Now you know this is what everyone wants, do their actions make more sense? They aren’t trying to reach an agreement. They are trying not to reach an agreement in a polite and constructive manner. The autumn 2018 deadline will pass, March 2019 will loom closer, everyone will realise that more talking time won’t do it, and March 29th will come and go. Not so much with a bang, but a whimper. The French will impose a bunch of spiteful bans and inconveniences in their national interest; and the EU will impose tactically another bunch of equally irritating bans and inconveniences. (The UK will not impose any spiteful or petty bans, because that’s how they make the EU look like a bunch of petty twats in the eyes of the world.)
It’s then possible for both sides to agree on individual issues without compromising general principles. The UK will agree to pay for pensions, the EU will lift some of its petty bans. The UK will agree to pay slightly inflated prices for participation in Europol and other individual pan-European institutions, and other petty bans will be lifted. Everyone will agree that this is terribly un-European, and just the sort of thing those perfidious Brits do, but after all, business must go on. For cosmetic purposes, the EU and the UK will start trade talks, expected to last at least twenty years, to avoid using WTO terms. (By the way, Canada doesn’t seem to have suffered for the last twenty years without a special deal with the EU, so WTO can’t be all bad.)
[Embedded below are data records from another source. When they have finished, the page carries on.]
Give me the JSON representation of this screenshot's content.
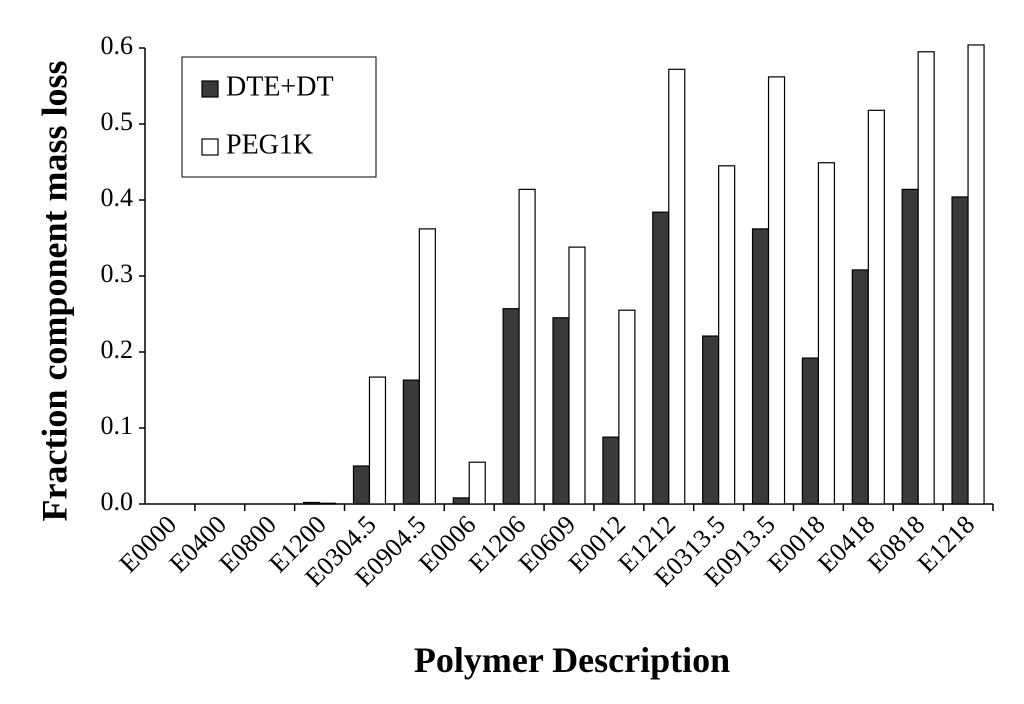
{
  "chart_data": {
    "type": "bar",
    "x_label": "Polymer Description",
    "y_label": "Fraction component mass loss",
    "categories": [
      "E0000",
      "E0400",
      "E0800",
      "E1200",
      "E0304.5",
      "E0904.5",
      "E0006",
      "E1206",
      "E0609",
      "E0012",
      "E1212",
      "E0313.5",
      "E0913.5",
      "E0018",
      "E0418",
      "E0818",
      "E1218"
    ],
    "series": [
      {
        "name": "DTE+DT",
        "color": "#3a3a3a",
        "values": [
          0,
          0,
          0,
          0.002,
          0.05,
          0.163,
          0.008,
          0.257,
          0.245,
          0.088,
          0.384,
          0.221,
          0.362,
          0.192,
          0.308,
          0.414,
          0.404
        ]
      },
      {
        "name": "PEG1K",
        "color": "#ffffff",
        "values": [
          0,
          0,
          0,
          0.001,
          0.167,
          0.362,
          0.055,
          0.414,
          0.338,
          0.255,
          0.572,
          0.445,
          0.562,
          0.449,
          0.518,
          0.595,
          0.604
        ]
      }
    ],
    "ylim": [
      0,
      0.6
    ],
    "yticks": [
      {
        "value": 0,
        "label": "0.0"
      },
      0.1,
      0.2,
      0.3,
      0.4,
      0.5,
      0.6
    ],
    "legend": "upper left"
  }
}
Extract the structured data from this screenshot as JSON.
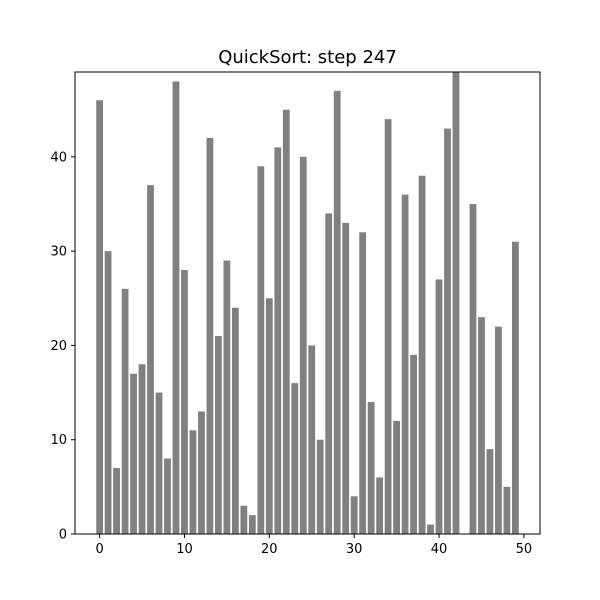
{
  "chart_data": {
    "type": "bar",
    "title": "QuickSort: step 247",
    "xlabel": "",
    "ylabel": "",
    "x": [
      0,
      1,
      2,
      3,
      4,
      5,
      6,
      7,
      8,
      9,
      10,
      11,
      12,
      13,
      14,
      15,
      16,
      17,
      18,
      19,
      20,
      21,
      22,
      23,
      24,
      25,
      26,
      27,
      28,
      29,
      30,
      31,
      32,
      33,
      34,
      35,
      36,
      37,
      38,
      39,
      40,
      41,
      42,
      43,
      44,
      45,
      46,
      47,
      48,
      49
    ],
    "values": [
      46,
      30,
      7,
      26,
      17,
      18,
      37,
      15,
      8,
      48,
      28,
      11,
      13,
      42,
      21,
      29,
      24,
      3,
      2,
      39,
      25,
      41,
      45,
      16,
      40,
      20,
      10,
      34,
      47,
      33,
      4,
      32,
      14,
      6,
      44,
      12,
      36,
      19,
      38,
      1,
      27,
      43,
      49,
      0,
      35,
      23,
      9,
      22,
      5,
      31
    ],
    "xlim": [
      -2.9,
      51.9
    ],
    "ylim": [
      0,
      49
    ],
    "xticks": [
      0,
      10,
      20,
      30,
      40,
      50
    ],
    "yticks": [
      0,
      10,
      20,
      30,
      40
    ],
    "bar_color": "#808080",
    "grid": false,
    "legend": "none"
  }
}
2019 will feel a little chaotic. there will be ‘administrative agreements’ and ‘temporary arrangements’ to prevent the paperwork stopping trade, and a switch to WTO tariffs (instead of EU tariffs). The small but irritating number of welfare scroungers and Euro-beggars will return to Europe – but some will stay on to be the subject of populist shock headlines in five years’ time. There will be a short hiccough in the supply of young people from Southern Europe and builders from Eastern Europe, until the word goes round that the UK is still open for business – and who really wants UK citizenship? Some medium-sized companies who thought that Brexit would ‘work’ will have hard times, but the large firms will be fine. It will turn out that all that manufacturing in China means that we were already really trading under WTO rules anyway.
Within five years, everyone in the EU will be fed up of being run by the German Finance Ministry, the Poles will refuse to accept more immigrants, and the EU Army, aka the Deutches Heer, will escort the refugees over the Polish border. Oh yeah. The first time as tragedy, the second as comedy.